Eight years later, in 1954, the Little League catapulted Cosell to fame. Having drawn up a Little League charter for an American Legion post, he received a call from an ABC program manager asking if he would furnish a panel of kiddies to interview athletes on a weekly series of coast-to-coast radio shows. Radio was in a disheveled state, dying. Not surprisingly, the program manager suggested as an afterthought that Cosell be moderator—without pay. He leaped at the chance. Although an unknown, he corralled big-name guests by laying siege to hotel lobbies where baseball players congregated. He wooed them with free lunches—Wally Moon, Al Kaline, Fred Hutchinson. "We made news with that show," Cosell shouts. "Out of the mouths of babes came words of wisdom and depth!" Under Cosells deft direction the brats conned Hank Bauer into putting the blast on Casey Stengel for platooning him.

When, in 1956, the network offered Cosell $250 to do 10 five-minute sports broadcasts each weekend, he immediately decided to abandon his legal work. It moved too slowly to suit him. "My disposition," he announced to his wife, "demands the immediacy of translation of effort into result!" So go translate, Emi told him.

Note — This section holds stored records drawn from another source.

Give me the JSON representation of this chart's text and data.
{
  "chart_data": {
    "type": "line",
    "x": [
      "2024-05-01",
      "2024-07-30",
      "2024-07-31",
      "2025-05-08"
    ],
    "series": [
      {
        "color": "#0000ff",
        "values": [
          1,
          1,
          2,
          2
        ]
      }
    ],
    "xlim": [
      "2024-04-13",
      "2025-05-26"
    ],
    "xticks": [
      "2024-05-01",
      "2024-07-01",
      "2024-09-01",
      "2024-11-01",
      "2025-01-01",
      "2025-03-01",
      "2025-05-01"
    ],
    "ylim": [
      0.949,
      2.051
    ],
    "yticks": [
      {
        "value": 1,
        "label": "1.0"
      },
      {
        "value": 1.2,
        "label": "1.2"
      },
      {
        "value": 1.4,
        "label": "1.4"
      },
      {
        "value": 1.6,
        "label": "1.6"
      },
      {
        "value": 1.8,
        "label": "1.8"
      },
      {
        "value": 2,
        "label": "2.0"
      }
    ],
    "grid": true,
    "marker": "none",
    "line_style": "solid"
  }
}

Seeking exposure wherever he could find it, Cosell persuaded a men's adventure magazine to publish a monthly column called Cosell's Clubhouse. (The magazine dressed up the column with a cut that rather suggested a benign aardvark leaning against a doghouse.) His editor, Ray Robinson, who today is articles editor of Good Housekeeping , recalls the aplomb with which Cosell stepped up in class. "Well," Cosell greeted Robinson some years after the Clubhouse column had run its course, "are you still with that witless magazine?"